A Receita Federal deu o pontapé inicial para a temporada de declarações do Imposto de Renda Pessoa Física (IRPF) 2024, referente ao ano-calendário 2023, com o recebimento iniciando em 23 de março e o prazo final estabelecido para 29 de maio. Embora a notícia se concentre na obrigação do contribuinte pessoa física, para CFOs, controllers e diretores financeiros, este período transcende a esfera individual e se torna um momento crucial para revisar e reforçar a integridade das informações fiscais corporativas.

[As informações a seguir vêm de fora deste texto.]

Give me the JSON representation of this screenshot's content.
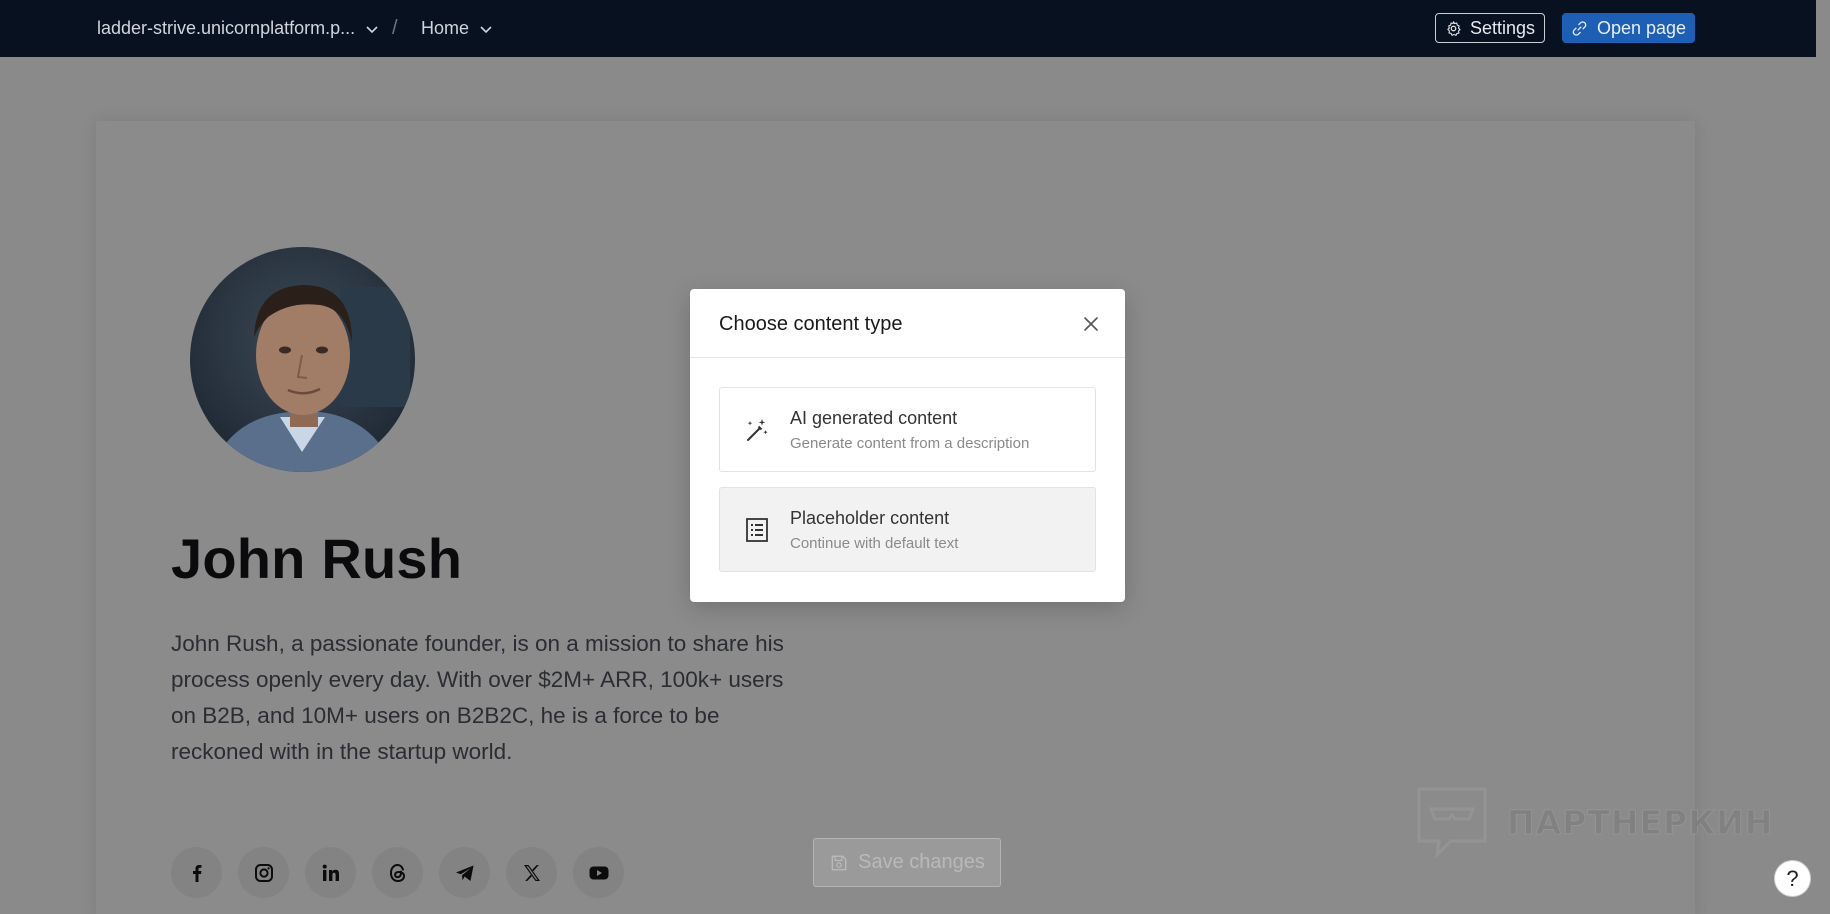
{
  "topbar": {
    "site_name": "ladder-strive.unicornplatform.p...",
    "separator": "/",
    "page_name": "Home",
    "settings_label": "Settings",
    "open_page_label": "Open page"
  },
  "profile": {
    "name": "John Rush",
    "bio": "John Rush, a passionate founder, is on a mission to share his process openly every day. With over $2M+ ARR, 100k+ users on B2B, and 10M+ users on B2B2C, he is a force to be reckoned with in the startup world.",
    "socials": [
      "facebook-icon",
      "instagram-icon",
      "linkedin-icon",
      "threads-icon",
      "telegram-icon",
      "x-icon",
      "youtube-icon"
    ]
  },
  "save_button_label": "Save changes",
  "watermark_text": "ПАРТНЕРКИН",
  "help_label": "?",
  "modal": {
    "title": "Choose content type",
    "options": [
      {
        "title": "AI generated content",
        "subtitle": "Generate content from a description",
        "icon": "magic-wand-icon"
      },
      {
        "title": "Placeholder content",
        "subtitle": "Continue with default text",
        "icon": "list-icon"
      }
    ]
  },
  "colors": {
    "topbar_bg": "#07111f",
    "primary_button": "#1c5fb4",
    "overlay_page": "#8b8b8b",
    "modal_bg": "#ffffff"
  }
}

O que isso significa na prática
A aparente distância entre a declaração individual do IRPF e as obrigações da pessoa jurídica é, na verdade, uma ponte direta para potenciais riscos. As empresas são a principal fonte de informações para grande parte das declarações de seus funcionários, sócios e prestadores de serviço, através de documentos como a Declaração de Imposto de Renda Retido na Fonte (DIRF) e os respectivos comprovantes de rendimentos. Qualquer inconsistência entre o que a empresa declarou (via DIRF) e o que o indivíduo informa em seu IRPF é um convite direto para a temida malha fina. Isso não só gera transtornos para o colaborador, mas expõe a empresa a questionamentos da Receita Federal sobre a precisão de suas retenções e informações fiscais.
Os impactos diretos para as empresas são multifacetados. Primeiramente, há o risco de fiscalização e, consequentemente, a necessidade de retificação da DIRF, o que pode acarretar multas e juros. Em segundo lugar, discrepâncias ou atrasos na entrega dos comprovantes de rendimentos podem gerar insatisfação e perda de confiança entre colaboradores e executivos, afetando o clima organizacional e até a reputação da companhia. Por fim, em casos mais graves, erros persistentes podem indicar falhas nos controles internos de pagamentos e retenções, atraindo um escrutínio maior sobre as práticas de Compliance e Gestão Fiscal da empresa como um todo.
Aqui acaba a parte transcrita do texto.